Friday, November 6, 2009

“SOCIAL ENTREPRENEUR OF THE YEAR” INDIA WINNERS ANNOUNCED


  • The Schwab Foundation announces the winners of the India Social Entrepreneurs 2009 Award ahead of the India Economic Summit in New Delhi, India, 8-10 November 2009
  • Fifth edition of the Social Entrepreneur of the Year award in India; first time three winners are selected
  • Anand Sharma, Minister of Commerce and Industry, will preside over the award plenary session on 9 November, 18.30 - 18.45  



New Delhi, India, 6 November 2009 – The Schwab Foundation for Social Entrepreneurship, in collaboration with the United Nations Development Programme (UNDP), has selected three social enterprises with significant impact in India as winners of the India Social Entrepreneurs Award for 2009: Rajendra Joshi, Managing Trustee, Saath; Brij Kothari, Director, PlanetRead; and Padmanabha and Rama Rao, Co-Directors, RIVER . These social entrepreneurs will be honoured at the India Economic Summit on Monday 9 November in the presence of Anand Sharma, India’s Minister of Commerce and Industry, and Venu Srinivasan, President of the Confederation of Indian Industry (CII).

This is the fifth edition of the award, which has been given annually since 2005 to individuals that have founded organizations or companies that do not maximize profits, but benefit society or the environment. Previous winners, which have been included in the Schwab Foundation’s global network of the world’s 150 leading social entrepreneurs, include Vikram Akula, SKS Microfinance (2006), Harish Hande, SELCO (2007) and Arbind Singh (2008). For the first time since the beginning of the competition in 2005, the Foundation Board has decided not to pick just one winner in a country, but three. The Board thus acknowledged that India is home to a significant number of the world’s leading social entrepreneurs.

The three winners are:

Rajendra Joshi, Saath (http://www.saath.org), Ahmedabad
Today, more than 60 million people live in slums across India, lacking access to healthcare, education, employment and housing. In 1989, Rajendra Joshi developed Saath, which uses public-private partnerships to improve the lives of over 40,000 people per year. In 2009, Saath’s employment programmes with the Ahmedabad Municipal Corporation placed 8,000 slum residents in jobs at firms like Tata Indicom and Kotak Mahindra.
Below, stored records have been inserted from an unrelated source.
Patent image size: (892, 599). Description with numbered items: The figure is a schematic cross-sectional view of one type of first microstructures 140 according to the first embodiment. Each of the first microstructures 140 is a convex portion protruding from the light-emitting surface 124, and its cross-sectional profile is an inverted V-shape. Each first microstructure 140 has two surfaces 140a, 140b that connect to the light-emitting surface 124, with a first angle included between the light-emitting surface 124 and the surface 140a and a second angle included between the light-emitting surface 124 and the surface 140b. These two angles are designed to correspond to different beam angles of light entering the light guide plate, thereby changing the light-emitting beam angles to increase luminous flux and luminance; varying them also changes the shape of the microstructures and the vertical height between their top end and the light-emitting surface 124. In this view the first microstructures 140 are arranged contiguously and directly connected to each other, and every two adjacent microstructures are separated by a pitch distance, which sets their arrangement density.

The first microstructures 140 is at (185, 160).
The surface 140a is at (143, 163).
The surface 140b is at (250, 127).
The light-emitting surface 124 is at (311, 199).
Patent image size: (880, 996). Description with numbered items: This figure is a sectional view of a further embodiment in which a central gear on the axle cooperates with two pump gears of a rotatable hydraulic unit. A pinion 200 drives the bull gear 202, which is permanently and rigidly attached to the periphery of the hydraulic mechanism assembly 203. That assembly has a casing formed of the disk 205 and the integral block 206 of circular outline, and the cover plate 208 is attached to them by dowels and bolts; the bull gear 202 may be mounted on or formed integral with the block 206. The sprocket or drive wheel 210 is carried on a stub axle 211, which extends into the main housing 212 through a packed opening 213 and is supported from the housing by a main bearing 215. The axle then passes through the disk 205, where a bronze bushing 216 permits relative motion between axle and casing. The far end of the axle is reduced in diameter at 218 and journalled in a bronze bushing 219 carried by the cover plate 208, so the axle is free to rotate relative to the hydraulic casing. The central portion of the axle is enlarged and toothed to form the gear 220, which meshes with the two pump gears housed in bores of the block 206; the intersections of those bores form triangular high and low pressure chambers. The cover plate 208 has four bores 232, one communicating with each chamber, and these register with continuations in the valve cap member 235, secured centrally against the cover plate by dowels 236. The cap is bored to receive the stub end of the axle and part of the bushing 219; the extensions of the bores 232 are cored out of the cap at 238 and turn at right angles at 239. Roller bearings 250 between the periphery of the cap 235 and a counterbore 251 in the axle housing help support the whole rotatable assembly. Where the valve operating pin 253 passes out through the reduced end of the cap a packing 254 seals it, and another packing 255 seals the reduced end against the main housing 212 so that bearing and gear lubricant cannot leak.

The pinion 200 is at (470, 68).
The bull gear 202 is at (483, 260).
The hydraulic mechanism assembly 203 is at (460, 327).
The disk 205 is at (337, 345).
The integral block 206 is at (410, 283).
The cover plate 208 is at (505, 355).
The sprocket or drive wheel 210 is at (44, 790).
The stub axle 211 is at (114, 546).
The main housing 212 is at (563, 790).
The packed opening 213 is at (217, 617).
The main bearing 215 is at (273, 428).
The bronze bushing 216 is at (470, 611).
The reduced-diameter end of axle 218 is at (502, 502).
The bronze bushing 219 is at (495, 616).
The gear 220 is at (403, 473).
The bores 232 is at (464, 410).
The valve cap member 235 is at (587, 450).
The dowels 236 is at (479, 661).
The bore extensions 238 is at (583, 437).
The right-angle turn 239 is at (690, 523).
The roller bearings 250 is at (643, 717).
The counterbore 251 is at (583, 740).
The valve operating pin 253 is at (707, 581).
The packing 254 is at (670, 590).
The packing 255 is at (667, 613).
Its Slum Networking Program has improved the physical infrastructure of 6,000 households while its four Urban Resource Centers in Ahmedabad have given 22,000 slum households access to microfinance accounts, insurance packages, preventive and natal healthcare, and pre-school education.
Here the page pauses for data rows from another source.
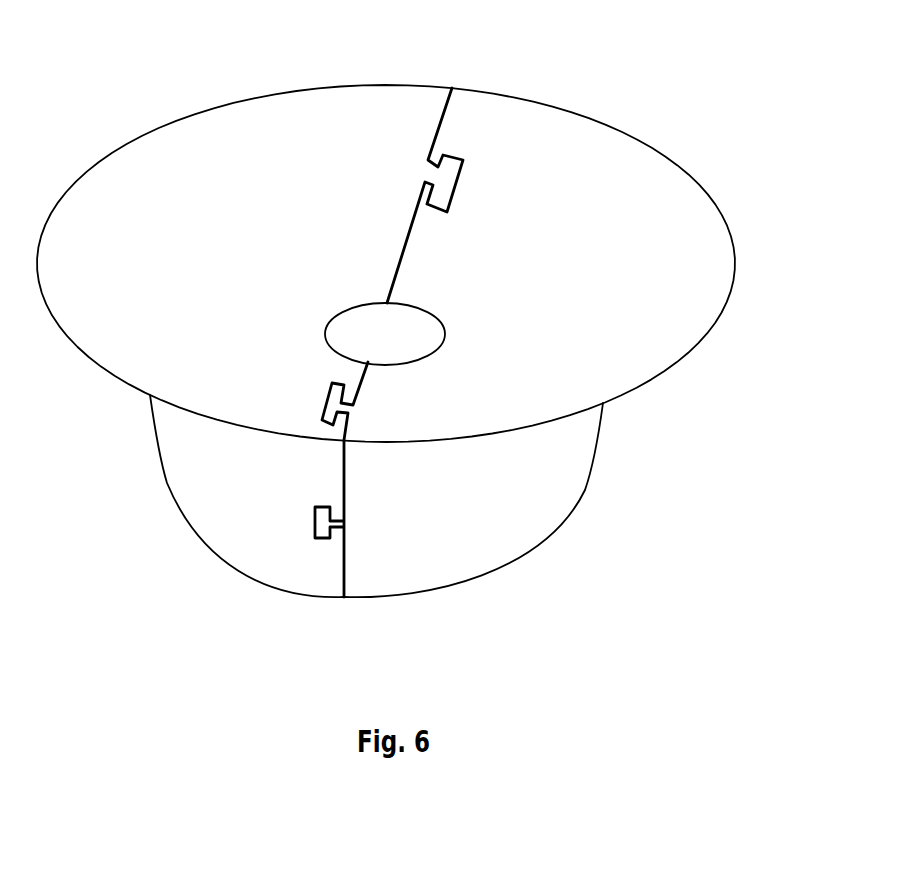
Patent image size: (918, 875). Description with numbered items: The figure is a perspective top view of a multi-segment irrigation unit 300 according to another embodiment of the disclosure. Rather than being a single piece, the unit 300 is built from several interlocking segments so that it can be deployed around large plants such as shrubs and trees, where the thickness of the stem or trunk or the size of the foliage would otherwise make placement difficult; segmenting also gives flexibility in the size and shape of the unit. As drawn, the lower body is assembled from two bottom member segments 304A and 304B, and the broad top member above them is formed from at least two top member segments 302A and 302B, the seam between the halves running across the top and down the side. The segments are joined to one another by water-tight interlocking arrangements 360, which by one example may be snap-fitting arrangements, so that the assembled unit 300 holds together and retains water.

The unit 300 is at (664, 86).
The top member segment 302A is at (670, 312).
The top member segment 302B is at (185, 147).
The bottom member segment 304A is at (490, 522).
The bottom member segment 304B is at (205, 487).
The water-tight interlocking arrangement 360 is at (315, 537).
Brij Kothari, PlanetRead (http://www.planetread.org), Mumbai
Two hundred million Indians remain functionally illiterate despite having completed Class V education. Brij Kothari’s organization, PlanetRead, uses Same Language Subtitling, or SLS, to improve Indians’ reading abilities. Subtitles are inserted for popular Bollywood songs, and broadcasted in eight major languages on Doordarshan’s network. Reading practice thus becomes a by-product of entertainment already consumed by audiences. Research by IIM (Ahmedabad) has shown that regular exposure to SLS increases the percentage of children who become good readers after having received five years of primary schooling from 25% to 56%.

Padmanabha and Rama Rao (http://www.rishivalley.org), RIVER, Andhra Pradesh
Teachers in India’s 1.1 million single-teacher schools lack the appropriate methodologies, curricula and support systems to educate their students. RIVER’s education model helps teachers adapt to these challenges. Government curricula are adapted for local context, and divided into smaller modules so learning is aligned with each student’s ability. Local accountability chains are established between teachers, parents and government. RIVER’s success in improving the quality of primary education has led to its replication in over 75,000 schools as part of the Sarva Shiksha Abhiyan, reaching eight million children across India per year.

The Schwab Foundation also announced that Jubilant Organosys will partner with the Schwab Foundation as of 2010 to identify and highlight the “Social Entrepreneur of the Year” India.


The Schwab Foundation (http://www.schwabfound.org/)
The Schwab Foundation is a sister organization of the World Economic Forum. The Foundation provides unique regional and global platform to promote social entrepreneurship as a key element to advancing societies and addressing social problems innovatively and effectively. It identifies the world’s leading social entrepreneurs through 15 national “Social Entrepreneur of the Year” competitions and five regional competitions in Latin America, Asia, Africa, Middle East and Europe. It also fosters a close-knit community of social entrepreneurs for idea exchange and replication of best practices. Finally, social entrepreneurs gain unprecedented networking opportunities with global decision-makers, thereby furthering the legitimacy of their work and mobilizing resources for continual expansion.

UNDP (http://www.undp.org)
UNDP is the UN’s global development network, an organization advocating for change and connecting countries to knowledge, experience and resources to help people build a better life. UNDP is on the ground in 166 countries, working with communities on local solutions for national and global development challenges.